8 Haziran 2013 Cumartesi

Sakallarını bile seviyorum.
Gel otur biraz, yaşlanınca kalkarsın.
Mutlu bi aşk yaşamadım ben. Herkes mutlu ama ben ayrıyım.
Aylarca seversin bir sürü şey yaşarsın, """""bağlanırsın""""" ama onun tek lafırla biter. Sonra da unutmaya çalışırsın. Bunu için sevdik sanki.
Konuştuğum bir çok şeyi laf olsun diye konuşuyorum.
Başka yerlerdeyim aslında.
Paramparçayım.
İyi değilim Elma.
Seni şimdiden özledim, şimdiden...
Ne kadar canım yansada onu düüşünmeden tek dakikam bile geçmiyo.

Ama en önemlisi iyi ki onu sevmişim diyebilmek sanırım.

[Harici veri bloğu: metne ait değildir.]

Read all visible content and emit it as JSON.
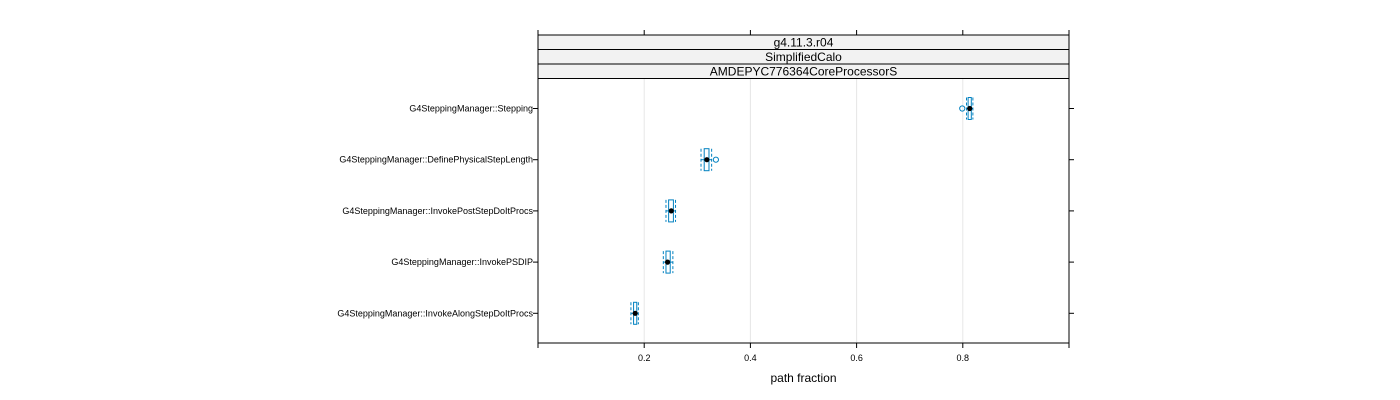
{
  "chart_data": {
    "type": "box",
    "panel_strips": [
      "g4.11.3.r04",
      "SimplifiedCalo",
      "AMDEPYC776364CoreProcessorS"
    ],
    "xlabel": "path fraction",
    "ylabel": "",
    "xlim": [
      0.0,
      1.0
    ],
    "xticks": [
      0.2,
      0.4,
      0.6,
      0.8
    ],
    "xtick_labels": [
      "0.2",
      "0.4",
      "0.6",
      "0.8"
    ],
    "grid": "vertical",
    "colors": {
      "box": "#0080c0",
      "median": "#000000",
      "strip_fill": "#f2f2f2",
      "grid": "#e6e6e6"
    },
    "categories": [
      "G4SteppingManager::Stepping",
      "G4SteppingManager::DefinePhysicalStepLength",
      "G4SteppingManager::InvokePostStepDoItProcs",
      "G4SteppingManager::InvokePSDIP",
      "G4SteppingManager::InvokeAlongStepDoItProcs"
    ],
    "boxes": [
      {
        "min": 0.807,
        "q1": 0.81,
        "median": 0.813,
        "q3": 0.816,
        "max": 0.819,
        "outliers": [
          0.799
        ]
      },
      {
        "min": 0.307,
        "q1": 0.313,
        "median": 0.318,
        "q3": 0.322,
        "max": 0.327,
        "outliers": [
          0.335
        ]
      },
      {
        "min": 0.241,
        "q1": 0.246,
        "median": 0.251,
        "q3": 0.255,
        "max": 0.259,
        "outliers": []
      },
      {
        "min": 0.236,
        "q1": 0.241,
        "median": 0.244,
        "q3": 0.249,
        "max": 0.254,
        "outliers": []
      },
      {
        "min": 0.175,
        "q1": 0.18,
        "median": 0.183,
        "q3": 0.186,
        "max": 0.189,
        "outliers": []
      }
    ]
  }
}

Ve ben Elmayı sevdiğime hiç pişman olmadım. Öyle tatlıydı ki. Beyaz tişörtü vardı üstünde. Sol omzu pembe boya olmuştu. Aradım önce gizliden. Alo, sen kimsin dedi. Nerdesin dedim. Sen kimsin dedi tekrardan. Seninle bişey konuşmam gerek dedim. Tamam kim olduğunu söyle belki o zaman konuşabiliriz dedi. NErdesin söyle dedim. Okuldayım dedi. Bekle geliyorum dedim. Tamam dedi. Kapadık. Benim elim ayağım titriyo tabi. Ne bok yiyeceğimi şarşırdım. Okulda aradım biraz ama yoktu. .Veya yanında Koca vardı. O da vedalaşmaya gelmişti. Ayrılmadı Elmanın yanından. Bense cesaret edemedim. Bekledim biraz. Sonra aradım. Kantine gel dedim. Bak baak. Cesarete bak. Neyse. GEldi kantine. Söyledim işte. Kasma kendini dedi. Aptal dedim içimden. Yüzüne bakamadım. O kadar rahatlatıyodu ki beni. Size anlatamam. Yaa öyle işte giderken elimi sıktı. Sonra da gitti zaten. Bi daha göremiycem sanırım.
Açıkladım her şeyii. Konuştum Elmayla. Elma gitti. Söyledim sevdiğimi. Bende inanamadım kendime.